Killer Pig, on the other hand, is a bird of a different feather altogether. Sharon Eyal’s and Gai Behar vision has the dancers in nude tone, tight granny pants/leotards, and nothing else strutting around the stage like a group of pale flamingos. High on their heels, heads jutting out, arms like baby dinosaurs these velociraptors transcend humanity. Gone are the cheap lamps and LED strips of HOME… in its place rolling clouds of haze and…not much else. Nothing in fact. Eyal/Behar’s choreography takes centre stage, and what choreography. Repeated sections make the whole effect feel like a trip, splashes of humour bring a lightness to the surrealism and the transparent coats of sweat add a visceral note. Ori Lichtik’s pounding electronic mix of clashing instruments sets a thundering inevitability. The dancers are stiff, with constant explosive movement for 45 minutes, and their panting bodies show it. They prance like peacocks, gyrate like club-goers, and tremble like racehorses and this mix of animalistic and contemporary movement is refreshing within the balletic twist. The only let-down is a small one as the solos feel disappointing in comparison to the flock sections.
Ending with a thrashing crescendo the dancers pulsate their chests, gleaming muscles, and bones visible in the harsh golden lights. Their intensity, outstanding. Physical skill, outstanding and choreography…you’ve guessed it…OUTSTANDING.
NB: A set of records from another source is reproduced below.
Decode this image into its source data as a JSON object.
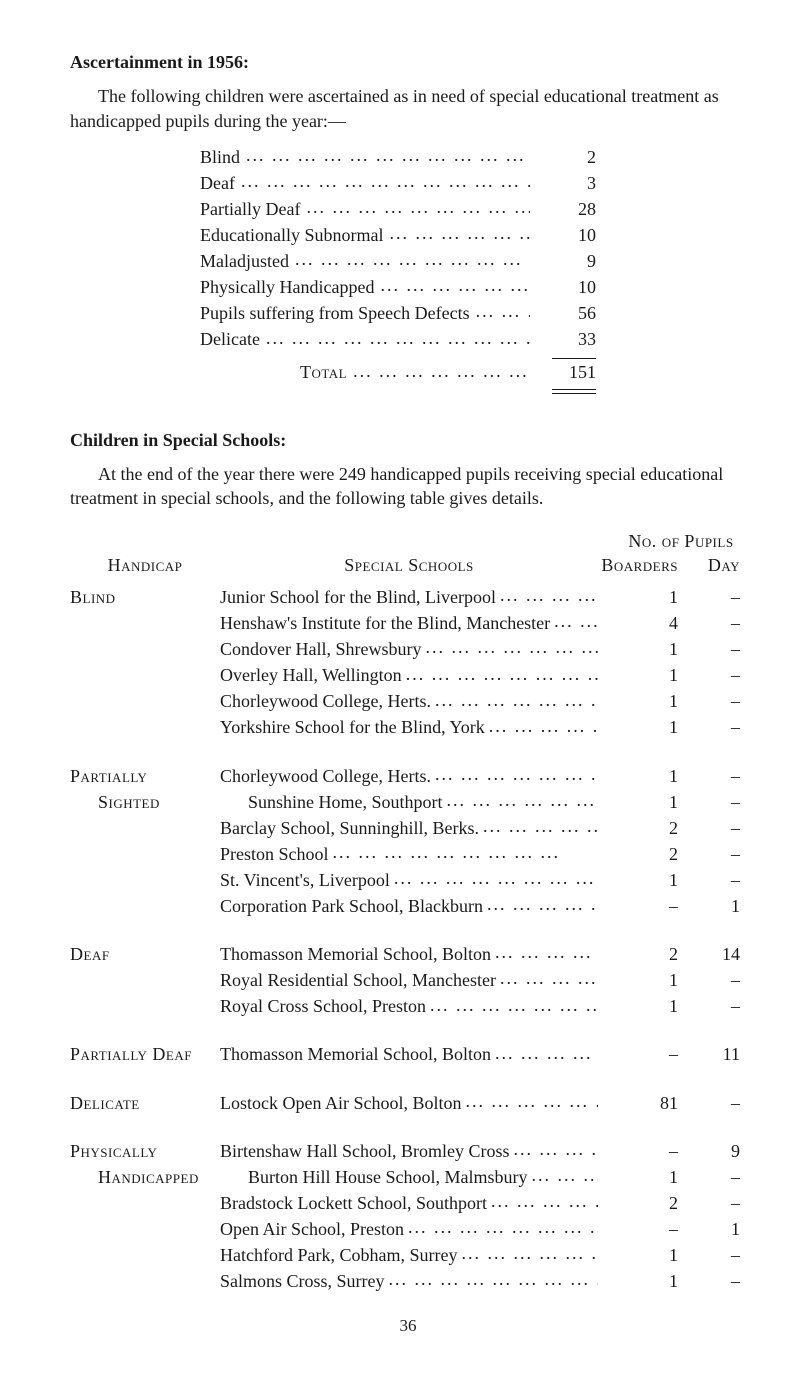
{
  "title1": "Ascertainment in 1956:",
  "para1": "The following children were ascertained as in need of special educational treatment as handicapped pupils during the year:—",
  "ascertain": [
    {
      "label": "Blind",
      "value": "2"
    },
    {
      "label": "Deaf",
      "value": "3"
    },
    {
      "label": "Partially Deaf",
      "value": "28"
    },
    {
      "label": "Educationally Subnormal",
      "value": "10"
    },
    {
      "label": "Maladjusted",
      "value": "9"
    },
    {
      "label": "Physically Handicapped",
      "value": "10"
    },
    {
      "label": "Pupils suffering from Speech Defects",
      "value": "56"
    },
    {
      "label": "Delicate",
      "value": "33"
    }
  ],
  "totalLabel": "Total",
  "totalValue": "151",
  "title2": "Children in Special Schools:",
  "para2": "At the end of the year there were 249 handicapped pupils receiving special educational treatment in special schools, and the following table gives details.",
  "hdrHandicap": "Handicap",
  "hdrSpecial": "Special Schools",
  "hdrNoPupils": "No. of Pupils",
  "hdrBoarders": "Boarders",
  "hdrDay": "Day",
  "groups": [
    {
      "handicap": "Blind",
      "rows": [
        {
          "school": "Junior School for the Blind, Liverpool",
          "b": "1",
          "d": "–"
        },
        {
          "school": "Henshaw's Institute for the Blind, Manchester",
          "b": "4",
          "d": "–"
        },
        {
          "school": "Condover Hall, Shrewsbury",
          "b": "1",
          "d": "–"
        },
        {
          "school": "Overley Hall, Wellington",
          "b": "1",
          "d": "–"
        },
        {
          "school": "Chorleywood College, Herts.",
          "b": "1",
          "d": "–"
        },
        {
          "school": "Yorkshire School for the Blind, York",
          "b": "1",
          "d": "–"
        }
      ]
    },
    {
      "handicap": "Partially Sighted",
      "handicap2": "Sighted",
      "rows": [
        {
          "school": "Chorleywood College, Herts.",
          "b": "1",
          "d": "–"
        },
        {
          "school": "Sunshine Home, Southport",
          "b": "1",
          "d": "–"
        },
        {
          "school": "Barclay School, Sunninghill, Berks.",
          "b": "2",
          "d": "–"
        },
        {
          "school": "Preston School",
          "b": "2",
          "d": "–"
        },
        {
          "school": "St. Vincent's, Liverpool",
          "b": "1",
          "d": "–"
        },
        {
          "school": "Corporation Park School, Blackburn",
          "b": "–",
          "d": "1"
        }
      ]
    },
    {
      "handicap": "Deaf",
      "rows": [
        {
          "school": "Thomasson Memorial School, Bolton",
          "b": "2",
          "d": "14"
        },
        {
          "school": "Royal Residential School, Manchester",
          "b": "1",
          "d": "–"
        },
        {
          "school": "Royal Cross School, Preston",
          "b": "1",
          "d": "–"
        }
      ]
    },
    {
      "handicap": "Partially Deaf",
      "rows": [
        {
          "school": "Thomasson Memorial School, Bolton",
          "b": "–",
          "d": "11"
        }
      ]
    },
    {
      "handicap": "Delicate",
      "rows": [
        {
          "school": "Lostock Open Air School, Bolton",
          "b": "81",
          "d": "–"
        }
      ]
    },
    {
      "handicap": "Physically Handicapped",
      "handicap2": "Handicapped",
      "rows": [
        {
          "school": "Birtenshaw Hall School, Bromley Cross",
          "b": "–",
          "d": "9"
        },
        {
          "school": "Burton Hill House School, Malmsbury",
          "b": "1",
          "d": "–"
        },
        {
          "school": "Bradstock Lockett School, Southport",
          "b": "2",
          "d": "–"
        },
        {
          "school": "Open Air School, Preston",
          "b": "–",
          "d": "1"
        },
        {
          "school": "Hatchford Park, Cobham, Surrey",
          "b": "1",
          "d": "–"
        },
        {
          "school": "Salmons Cross, Surrey",
          "b": "1",
          "d": "–"
        }
      ]
    }
  ],
  "pageNumber": "36"
}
Overall, the evening is unequally weighted, like the raft in Titanic one must sink for the other to survive apparently. The importance of strong choreography has never been more apparent. What is consistent throughout is the 11 early career dancers stepping out with nervous but clearly gifted feet. These are swans to watch whether they join Rambert or scatter to the four corners of the dance world, as in their current herd, they are a sight both rare and wonderful.